The style-check prompt

Next, run a second codex exec that only inspects the repository and emits a rubric-compliant JSON response:

codex exec \
  "Evaluate the demo-app repository against these requirements:
   - Vite + React + TypeScript project exists
   - Tailwind is configured via @tailwindcss/vite and CSS imports tailwindcss
   - src/components contains Header.tsx and Card.tsx
   - Components are functional and styled with Tailwind utility classes (no CSS modules)
   Return a rubric result as JSON with check ids: vite, tailwind, structure, style." \
  --output-schema ./evals/style-rubric.schema.json \
  -o ./evals/artifacts/test-01.style.json

This is where --output-schema is handy.
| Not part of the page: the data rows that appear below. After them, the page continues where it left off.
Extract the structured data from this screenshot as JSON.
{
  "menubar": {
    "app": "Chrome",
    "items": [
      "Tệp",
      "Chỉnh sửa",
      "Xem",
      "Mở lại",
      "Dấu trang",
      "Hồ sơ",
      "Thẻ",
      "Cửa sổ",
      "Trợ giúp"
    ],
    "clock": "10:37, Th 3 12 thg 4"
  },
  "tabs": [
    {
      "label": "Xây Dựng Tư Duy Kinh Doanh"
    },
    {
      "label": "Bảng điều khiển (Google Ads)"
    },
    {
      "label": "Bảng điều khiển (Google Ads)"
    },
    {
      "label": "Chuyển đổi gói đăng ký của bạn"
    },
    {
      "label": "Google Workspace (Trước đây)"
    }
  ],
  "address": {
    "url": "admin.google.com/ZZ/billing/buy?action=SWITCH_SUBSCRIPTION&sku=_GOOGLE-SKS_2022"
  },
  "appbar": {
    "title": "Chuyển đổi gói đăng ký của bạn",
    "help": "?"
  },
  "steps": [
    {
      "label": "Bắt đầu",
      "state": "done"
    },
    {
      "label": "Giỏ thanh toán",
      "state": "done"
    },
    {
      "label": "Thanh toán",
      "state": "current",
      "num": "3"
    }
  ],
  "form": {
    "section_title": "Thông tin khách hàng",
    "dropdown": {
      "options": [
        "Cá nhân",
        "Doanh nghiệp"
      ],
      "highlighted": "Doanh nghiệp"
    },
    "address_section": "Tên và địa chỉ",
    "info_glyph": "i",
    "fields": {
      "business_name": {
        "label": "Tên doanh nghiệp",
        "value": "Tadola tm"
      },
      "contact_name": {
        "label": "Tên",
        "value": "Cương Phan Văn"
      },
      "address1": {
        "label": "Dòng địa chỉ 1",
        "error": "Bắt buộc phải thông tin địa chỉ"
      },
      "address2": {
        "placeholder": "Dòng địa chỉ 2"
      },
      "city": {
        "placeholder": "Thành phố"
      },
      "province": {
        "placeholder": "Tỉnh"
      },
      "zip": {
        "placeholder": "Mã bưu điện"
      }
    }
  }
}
Instead of free-form text that’s hard to parse or compare, you get a predictable JSON object that your eval harness can score across many runs.
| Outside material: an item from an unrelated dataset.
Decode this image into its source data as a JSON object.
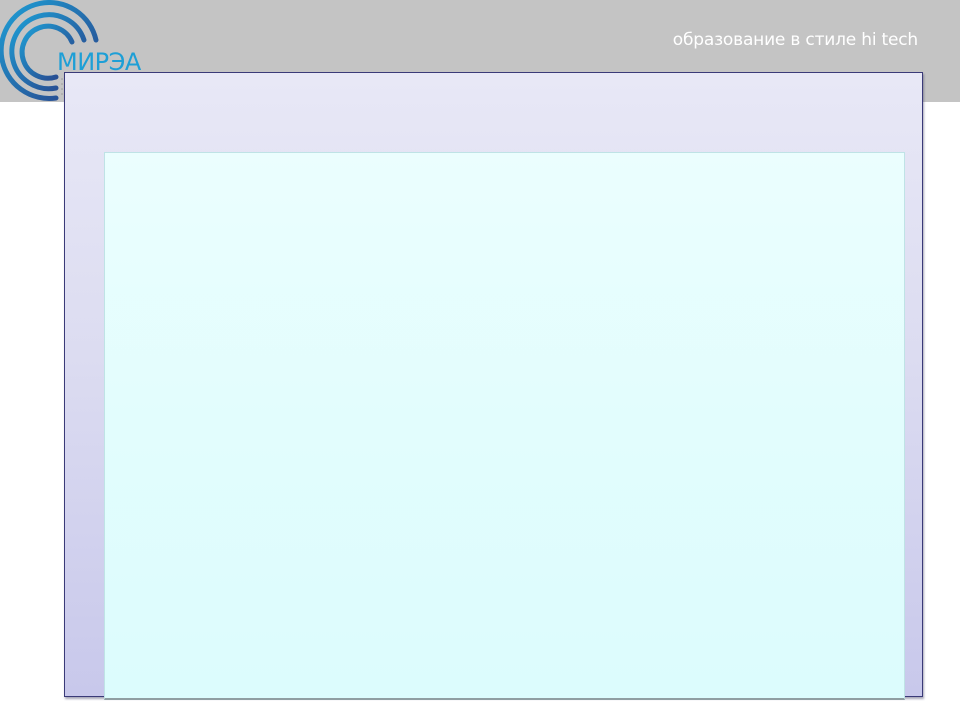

If you later move this eval suite into CI, the Codex GitHub Action explicitly supports passing --output-schema through codex-args, so you can enforce the same structured output in automated workflows.

7. Extending your evals as the skill matures

Once you have the core loop in place, you can extend your evals in the directions that matter most for your skill. Start small, then layer in deeper checks only where they add real confidence.

Some examples include:

• Command count and thrashing: Count command_execution items in the JSONL trace to catch regressions where the agent starts looping or re-running commands. Token usage is also available in turn.completed events.

• Token budget: Track usage.input_tokens and usage.output_tokens to spot accidental prompt bloat and compare efficiency across versions.

• Build checks: Run npm run build after the skill completes. This acts as a stronger end-to-end signal and catches broken imports or incorrectly configured tooling.

• Runtime smoke checks: Start npm run dev and hit the dev server with curl, or run a lightweight Playwright check if you already have one. Use this selectively. It adds confidence but costs time.

• Repository cleanliness: Ensure the run generates no unwanted files and that git status --porcelain is empty (or matches an explicit allow list).

• Sandbox and permission regressions: Verify the skill still works without escalating permissions beyond what you intended. Least-privilege defaults matter most once you automate.

The pattern is consistent: begin with fast checks that explain behavior, then add slower, heavier checks only when they reduce risk.

8. Key takeaways

This small setup-demo-app example shows the shift from “it feels better” to “proof”: run the agent, record what happened, and grade it with a small set of checks. Once that loop exists, every tweak becomes easier to confirm, and every regression becomes clear. Here are the key takeaways:

• Measure what matters. Good evals make regressions clear and failures explainable.
• Start from a checkable definition of done. Use $skill-creator to bootstrap, then tighten the instructions until success is unambiguous.
• Ground evals in behavior. Capture JSONL with codex exec --json and write deterministic checks against command_execution events.
• Use Codex where rules fall short. Add a structured, rubric-based pass with --output-schema to grade style and conventions reliably.
• Let real failures drive coverage. Every manual fix is a signal. Turn it into a test so the skill keeps getting it right.